Pero la realidad, esa dama inflexible y paciente, no se desvanece ni tampoco nos abandona. Aguarda, con su ristra de verdades molestas y afiladas, en los silencios que evitamos, en las noches que nos desnudan, en los espejos que esquivamos. Nos persigue con la tenacidad de un río que erosiona la piedra, con la quietud de un amanecer que jamás falta a su cita diaria con la vida. Y nosotros, frágiles, humanos, corremos en círculos, exhaustos, buscando salidas que no existen, puertas que solo conducen a más laberintos, más largos cada vez, más intrincados cada vez. Nos herimos en la huida, nos perdemos en la niebla, y aun así, seguimos corriendo, como si el movimiento pudiera engañar al tiempo, como si el ruido pudiera ahogar la verdad, como si hubiera un lugar donde esconderse, como si hubiera un lugar al que llegar.

Sin embargo, en el fondo de este torbellino, late una chispa, un susurro de redención. Porque incluso en nuestra huida, llevamos con nosotros el germen de la valentía y la semilla de la verdad. Está en ese temblor que se apodera del cuerpo, en el parpadeo de los ojos que se apartan de la pantalla para mirar por la ventana, en el suspiro que escapa al apagar las luces, dejando que el silencio hable. Somos más que nuestras fugas, más que nuestras máscaras. Somos los portadores de un corazón que, aunque herido, sigue latiendo; de una mente que, aunque nublada, sigue buscando; de una esencia que, aunque cansada, sigue esperando que la descubramos.

Entonces, ¿qué nos queda? Alzar la mirada, quizá. Dejar de correr y pararnos, con los pies hundidos en la tierra húmeda, frente a esa realidad que tanto tememos. No es un monstruo, después de todo, sino un reflejo de nosotros mismos: imperfectos, rotos, pero también vastos, profundos y llenos de posibilidades. Enfrentarla no es rendirse, sino despertar. Es tomar el dolor y transformarlo en lección, la pérdida en memoria, el miedo en combustible. Es caminar con las cicatrices a la vista, no como trofeos, sino como mapas que nos recuerdan quiénes somos y de dónde venimos.

La vida no pide que seamos invencibles, sino que estemos presentes. Que abracemos sus días luminosos y sus noches oscuras, que dancemos con sus alegrías y lloremos sus duelos. No hay refugios que valgan la pena si nos alejan de nosotros mismos, no hay mentira que resista el peso de la verdad. Así que dejemos de construir murallas de humo, dejemos de buscar atajos en el desierto.
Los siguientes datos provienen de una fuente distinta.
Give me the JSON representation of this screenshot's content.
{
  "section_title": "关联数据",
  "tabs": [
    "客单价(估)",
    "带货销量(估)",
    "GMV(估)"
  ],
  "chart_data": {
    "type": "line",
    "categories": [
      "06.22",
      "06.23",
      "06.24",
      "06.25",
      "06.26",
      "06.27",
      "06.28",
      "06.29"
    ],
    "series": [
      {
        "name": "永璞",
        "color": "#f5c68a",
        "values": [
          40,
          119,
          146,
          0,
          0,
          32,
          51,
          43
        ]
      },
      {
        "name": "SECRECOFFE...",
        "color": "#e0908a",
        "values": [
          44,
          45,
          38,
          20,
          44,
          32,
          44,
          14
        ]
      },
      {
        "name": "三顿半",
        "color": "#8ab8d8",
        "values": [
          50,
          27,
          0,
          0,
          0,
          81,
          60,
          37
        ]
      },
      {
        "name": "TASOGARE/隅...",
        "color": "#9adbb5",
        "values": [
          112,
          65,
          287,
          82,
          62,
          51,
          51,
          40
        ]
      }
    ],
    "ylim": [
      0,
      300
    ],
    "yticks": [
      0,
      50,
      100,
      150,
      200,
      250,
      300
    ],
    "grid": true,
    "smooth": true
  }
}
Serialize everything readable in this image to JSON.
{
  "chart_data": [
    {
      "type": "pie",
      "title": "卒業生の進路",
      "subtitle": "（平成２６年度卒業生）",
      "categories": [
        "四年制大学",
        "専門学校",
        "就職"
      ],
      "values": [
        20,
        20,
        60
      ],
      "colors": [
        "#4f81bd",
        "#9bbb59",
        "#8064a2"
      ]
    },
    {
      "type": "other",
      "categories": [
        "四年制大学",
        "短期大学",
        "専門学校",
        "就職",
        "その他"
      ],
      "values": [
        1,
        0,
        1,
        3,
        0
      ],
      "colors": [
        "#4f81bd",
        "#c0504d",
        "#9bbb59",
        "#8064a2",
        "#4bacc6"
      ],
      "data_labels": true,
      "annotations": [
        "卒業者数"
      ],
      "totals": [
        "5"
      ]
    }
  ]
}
La existencia es un sendero sin fin, y la única forma de recorrerlo es con los ojos abiertos, el corazón expuesto y las manos dispuestas a tocar, a sentir, a vivir. No hay evasión que cure, no hay sombra que redima. Solo en la cruda luz de lo real encontramos nuestra fuerza, nuestra paz, nuestro lugar. Enfrentemos la vida, no como enemigos, sino como amantes valientes, sabiendo que cada paso, cada herida, cada amanecer nos pertenece. Porque huir es perderse, pero quedarse es encontrarse.